Les États-Unis ont choisi l’Espagne pour accueillir ce dimanche une réunion avec les parties impliquées dans le conflit du Sahara occidental, le Maroc et le Front Polisario étant les principaux acteurs, mais l’Algérie et la Mauritanie y participeront également, comme l’a rapporté El Confidencial et confirmé par Regard Sur l’Afrique.
Il s’agit de la deuxième réunion entre les autorités américaines et les parties concernées, tenue séparément, avant une autre réunion à Washington.
Une réunion discrète à Madrid rassemblera le Maroc, le Polisario, l’Algérie et la Mauritanie, sous la médiation des États-Unis, afin de définir un ordre du jour suite à la dernière résolution de l’ONU dans un bras de fer entre autonomie et autodétermination.
L’Algérie et le Maroc gardent un silence obstiné concernant la réunion prévue ce dimanche à Madrid pour aborder l’avenir du Sahara occidental. Aucun des deux gouvernements n’a précisé sa position ni confirmé l’approche qu’il adoptera lors de cette rencontre, organisée par les États-Unis pour relancer des négociations au point mort.

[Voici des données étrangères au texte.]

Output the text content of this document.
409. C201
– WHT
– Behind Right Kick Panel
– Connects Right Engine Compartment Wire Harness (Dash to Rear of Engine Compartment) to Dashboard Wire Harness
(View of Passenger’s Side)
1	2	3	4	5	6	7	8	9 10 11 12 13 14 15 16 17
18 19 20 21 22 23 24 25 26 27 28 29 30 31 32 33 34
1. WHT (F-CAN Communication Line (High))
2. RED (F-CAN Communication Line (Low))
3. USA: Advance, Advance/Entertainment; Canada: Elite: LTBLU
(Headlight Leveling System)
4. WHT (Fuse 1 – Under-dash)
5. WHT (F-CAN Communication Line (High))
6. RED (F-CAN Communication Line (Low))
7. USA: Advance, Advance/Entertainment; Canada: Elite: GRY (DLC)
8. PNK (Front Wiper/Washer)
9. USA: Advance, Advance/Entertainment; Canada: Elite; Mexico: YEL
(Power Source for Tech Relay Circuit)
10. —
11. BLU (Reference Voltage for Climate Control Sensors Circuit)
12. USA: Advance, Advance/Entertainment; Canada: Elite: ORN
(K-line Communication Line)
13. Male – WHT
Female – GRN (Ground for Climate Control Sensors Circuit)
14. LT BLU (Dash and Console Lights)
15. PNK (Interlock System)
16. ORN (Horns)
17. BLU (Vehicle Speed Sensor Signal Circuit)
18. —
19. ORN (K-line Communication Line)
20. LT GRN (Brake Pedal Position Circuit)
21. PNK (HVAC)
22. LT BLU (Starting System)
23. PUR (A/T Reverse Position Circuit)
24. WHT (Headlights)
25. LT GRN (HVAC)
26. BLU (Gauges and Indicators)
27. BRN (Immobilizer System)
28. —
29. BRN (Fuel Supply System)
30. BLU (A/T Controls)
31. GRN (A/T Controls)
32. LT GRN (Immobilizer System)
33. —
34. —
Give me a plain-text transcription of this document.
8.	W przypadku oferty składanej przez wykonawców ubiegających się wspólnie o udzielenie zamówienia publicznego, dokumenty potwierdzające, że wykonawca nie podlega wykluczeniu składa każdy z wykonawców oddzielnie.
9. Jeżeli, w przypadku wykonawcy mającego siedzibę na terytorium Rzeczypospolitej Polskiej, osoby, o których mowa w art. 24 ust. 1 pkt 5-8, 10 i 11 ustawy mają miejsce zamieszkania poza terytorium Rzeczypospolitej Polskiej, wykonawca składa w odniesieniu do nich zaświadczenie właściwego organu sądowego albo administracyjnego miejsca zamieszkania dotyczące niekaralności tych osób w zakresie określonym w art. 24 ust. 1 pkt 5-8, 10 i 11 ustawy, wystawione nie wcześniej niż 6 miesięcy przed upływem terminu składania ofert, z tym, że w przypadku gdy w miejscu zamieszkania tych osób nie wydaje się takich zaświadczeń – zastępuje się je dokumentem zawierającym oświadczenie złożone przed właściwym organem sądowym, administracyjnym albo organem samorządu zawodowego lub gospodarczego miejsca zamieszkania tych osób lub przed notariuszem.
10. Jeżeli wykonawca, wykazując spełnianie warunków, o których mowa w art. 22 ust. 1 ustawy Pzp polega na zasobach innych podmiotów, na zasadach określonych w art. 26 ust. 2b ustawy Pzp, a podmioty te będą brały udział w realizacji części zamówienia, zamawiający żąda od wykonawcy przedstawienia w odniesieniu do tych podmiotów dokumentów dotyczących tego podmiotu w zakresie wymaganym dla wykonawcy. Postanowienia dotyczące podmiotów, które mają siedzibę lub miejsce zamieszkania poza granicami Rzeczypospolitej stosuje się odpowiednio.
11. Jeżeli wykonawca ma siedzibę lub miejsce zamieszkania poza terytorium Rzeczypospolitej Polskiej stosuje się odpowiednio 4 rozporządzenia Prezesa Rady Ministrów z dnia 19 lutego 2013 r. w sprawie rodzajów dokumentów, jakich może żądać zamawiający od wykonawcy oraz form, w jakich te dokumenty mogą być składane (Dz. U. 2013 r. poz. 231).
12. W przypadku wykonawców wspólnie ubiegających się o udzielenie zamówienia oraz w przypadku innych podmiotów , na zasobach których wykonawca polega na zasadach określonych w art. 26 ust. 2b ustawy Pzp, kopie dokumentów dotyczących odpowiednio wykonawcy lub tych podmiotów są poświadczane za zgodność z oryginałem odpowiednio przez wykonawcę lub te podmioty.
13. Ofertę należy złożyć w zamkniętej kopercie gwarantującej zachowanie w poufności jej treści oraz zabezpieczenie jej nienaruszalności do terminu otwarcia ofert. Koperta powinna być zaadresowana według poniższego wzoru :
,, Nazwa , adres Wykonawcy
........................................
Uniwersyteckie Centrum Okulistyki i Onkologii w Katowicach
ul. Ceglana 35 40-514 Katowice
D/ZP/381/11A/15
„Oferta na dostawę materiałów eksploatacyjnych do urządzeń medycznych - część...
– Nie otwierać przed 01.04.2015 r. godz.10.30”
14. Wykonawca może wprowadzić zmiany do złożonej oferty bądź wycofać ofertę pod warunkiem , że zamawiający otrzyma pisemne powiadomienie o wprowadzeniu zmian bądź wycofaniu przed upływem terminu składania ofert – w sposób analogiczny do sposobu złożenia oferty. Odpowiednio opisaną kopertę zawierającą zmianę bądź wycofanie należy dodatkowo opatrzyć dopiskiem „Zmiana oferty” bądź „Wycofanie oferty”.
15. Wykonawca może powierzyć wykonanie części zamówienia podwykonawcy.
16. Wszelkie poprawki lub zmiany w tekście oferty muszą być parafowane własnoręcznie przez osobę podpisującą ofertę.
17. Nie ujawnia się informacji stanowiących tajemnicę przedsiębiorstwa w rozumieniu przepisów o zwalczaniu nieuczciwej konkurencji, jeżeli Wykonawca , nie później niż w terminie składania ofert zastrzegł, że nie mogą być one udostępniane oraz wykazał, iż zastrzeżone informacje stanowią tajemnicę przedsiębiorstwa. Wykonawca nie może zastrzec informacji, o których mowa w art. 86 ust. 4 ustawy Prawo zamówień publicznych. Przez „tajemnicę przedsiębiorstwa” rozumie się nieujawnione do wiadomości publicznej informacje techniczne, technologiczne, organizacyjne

Mohamed Elghet Malainine, analyste des questions sahraouies, a souligné auprès de l’agence espagnol, EFE, que cette opacité n’est pas nouvelle : elle a également caractérisé les précédents cycles de négociations et le processus d’élaboration des propositions des parties marocaines en 2006 concernant l’initiative d’autonomie, que Rabat a officiellement présentée en 2007.
« Si le Front Polisario adopte la première approche américaine, l’Algérie perdra son principal atout régional ; et si l’Algérie fait ce choix, le Front Polisario – dont les structures reposent sur son territoire – se retrouvera sans soutien », a-t-il averti.
Selon des sources officielles espagnoles, le ministre mauritanien des Affaires étrangères, Mohamed Salem Ould Merzouk, et son homologue algérien, Ahmed Attaf, sont à Madrid depuis samedi.
Les experts consultés justifient la « stricte confidentialité » par le fait qu’il s’agit d’un premier contact entre les quatre parties concernées — le Maroc, le Front Polisario, l’Algérie et la Mauritanie — visant à finaliser un programme de travail après la dernière résolution du Conseil de sécurité de l’ONU, qui exhorte à la reprise du dialogue pour mettre fin à un différend qui dure depuis cinq décennies.
Kamel Mansari, directeur éditorial du journal numérique algérien Jeune Indépendant, a déclaré à l’agence EFE que la délégation marocaine avait présenté une version élargie de sa proposition d’autonomie pour le Sahara, une référence que la résolution de l’ONU considère comme un élément à prendre en compte lors des futures négociations.
Suite à l’approbation du texte en octobre, des représentants du Cabinet royal d’Espagne ont tenu une réunion en novembre avec des représentants marocains au cours de laquelle le Palais a sollicité des contributions pour actualiser et affiner l’offre d’autonomie.
Depuis, la coalition au pouvoir et les partis d’opposition ont annoncé l’envoi de leurs propositions au Palais royal, sans en dévoiler le contenu.
La Maison royale a maintenu la même prudence et n’a pas communiqué les détails de sa proposition renouvelée d’autonomie pour le Sahara occidental au sein des frontières marocaines.
Du côté algérien, le soutien au principe d’autodétermination, conformément aux résolutions de l’ONU, devrait être réaffirmé. Pour le Front Polisario, cette position implique la tenue d’un référendum incluant à la fois l’alternative marocaine et l’indépendance du territoire.
Les autorités sahraouies n’ont fourni aucune information concernant cette réunion qui, se tiendrait à l’ambassade des États-Unis à Madrid, et n’ont pas non plus révélé la composition de leur délégation.